Tuesday, August 5, 2014

Cleaning Bike Parts

Remember earlier this year when I realized I could get an assistant to all the boring work of recycling clay and cleaning the studio? And then remember how I got a studio assistant and it was great? I still have an assistant and it's still pretty great. She's been working throughout the summer, and though I haven't talked about her here, she has allowed me to focus on my work instead of devoting 3-4 hours a week to cleaning and recycling clay.

This is how I work: all the tools, all the trimmings, all the bike parts and all the sprigs shoved together on the table behind the piece I'm building.

My assistant has, as originally expected, recycled clay for me. Somehow this job never seems to diminish. How do I have so many stashes of dry or sorta dry clay? I think she might get it all done by September.

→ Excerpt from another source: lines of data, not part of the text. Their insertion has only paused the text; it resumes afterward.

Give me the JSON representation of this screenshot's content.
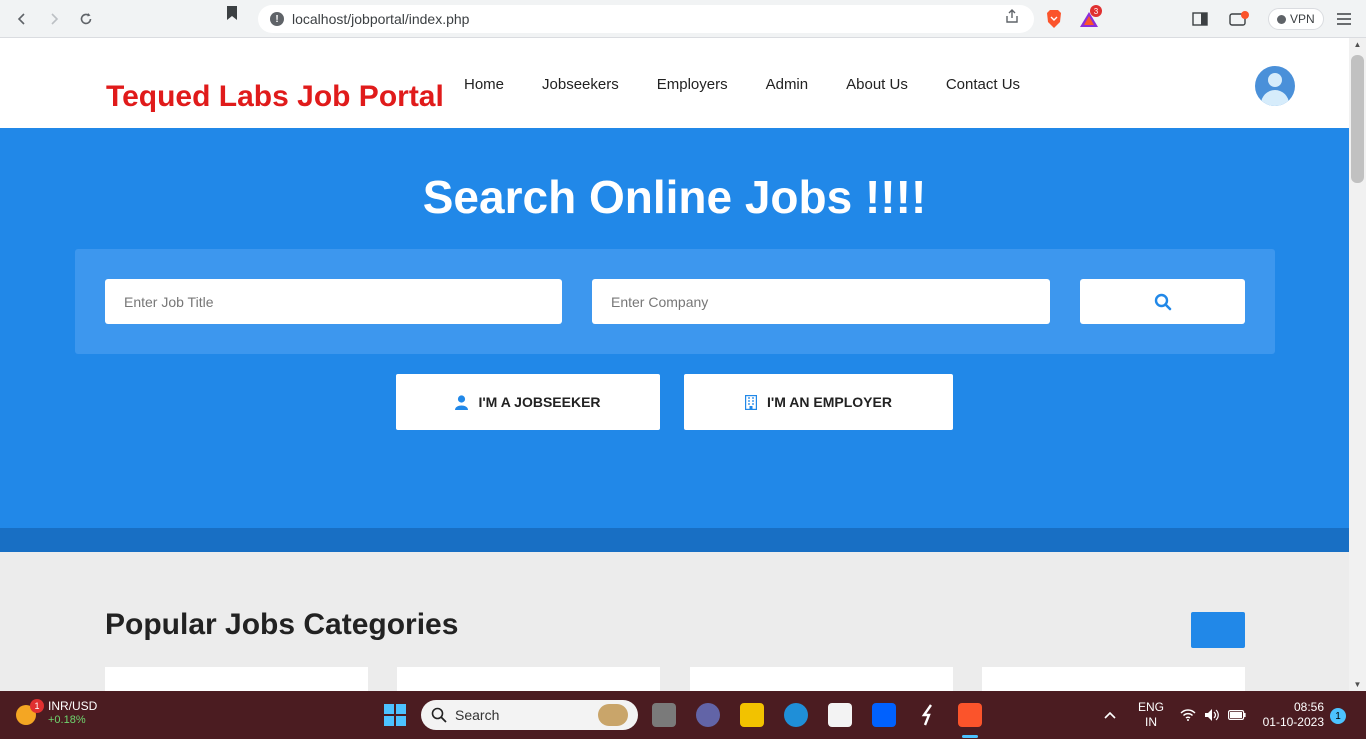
{
  "browser": {
    "url": "localhost/jobportal/index.php",
    "vpn_label": "VPN",
    "brave_rewards_count": "3"
  },
  "site": {
    "logo": "Tequed Labs Job Portal",
    "nav": [
      "Home",
      "Jobseekers",
      "Employers",
      "Admin",
      "About Us",
      "Contact Us"
    ],
    "accent_color": "#2188e8",
    "logo_color": "#e01b1b"
  },
  "hero": {
    "title": "Search Online Jobs !!!!",
    "job_title_placeholder": "Enter Job Title",
    "company_placeholder": "Enter Company",
    "search_icon": "search-icon",
    "jobseeker_label": "I'M A JOBSEEKER",
    "employer_label": "I'M AN EMPLOYER"
  },
  "section": {
    "title": "Popular Jobs Categories"
  },
  "taskbar": {
    "stock_name": "INR/USD",
    "stock_change": "+0.18%",
    "stock_badge": "1",
    "search_label": "Search",
    "lang_line1": "ENG",
    "lang_line2": "IN",
    "time": "08:56",
    "date": "01-10-2023",
    "notification_count": "1"
  }
}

Anyway, she has also vacuumed, cleaned underglaze brushes and tools and adjusted my storage shelves so I have actual room to work.

Ooh, look, a shelf for bisque-ware!

More recently, she's started helping clean my bike parts. In the first year of my bike project, SRAM sent me a box of 100 bike parts. Each part was individually packaged, clean and separated from all the other pieces. Interestingly there were four of every part and quite a range of colors.

Look at all the clean, colorful and duplicated bike parts from SRAM.

Last year, during my sabbatical, most of my bike parts came from Revolution Cycles. I very much appreciate their generosity, but free parts do come with a cost. I had to clean the greasy, dirty bike parts myself before I could use them. I also had to take some clusters of pieces apart to get to the piece I wanted to use.

This year I asked my assistant if she would be willing to clean the gears. It wasn't exactly what she had signed on for, but I'm paying her and the work isn't so much difficult as it is boring, dirty and annoying. She cleaned a whole stack of gears very thoroughly using paper towel, an old toothbrush and some Simple Green.

Clean, shiny gears. They seems to look cleaner when someone else does the work.

Later I introduced her to my friend, the brush grinder in the garage. The wire brush spins while someone holds the gear against the bristles. It is important to wear gloves because the sharp gear can kick back a little and cut into the hands. My assistant bravely used the brush grinder last week on a day when the temperature was close to 100 degrees F. We haven't installed a garage air conditioner, so it was a bit toasty in there.

Safety first: always wear work gloves when holding sharp objects up against fast spinning machines.

Of course the grinder in the garage isn't great for winter weather either. Last December I was cleaning chains using the grinder. I wrapped the chains around a gear so that the teeth held the chain in place against the brush. I could hold the gear and the back end of the chain a safe way aways from the sharp, painful bristles. It worked well except that the garage was frigid. With the grinder blowing more cold air at me, I lost feeling in my fingertips even though I was wearing gloves. Alas, suffering for art.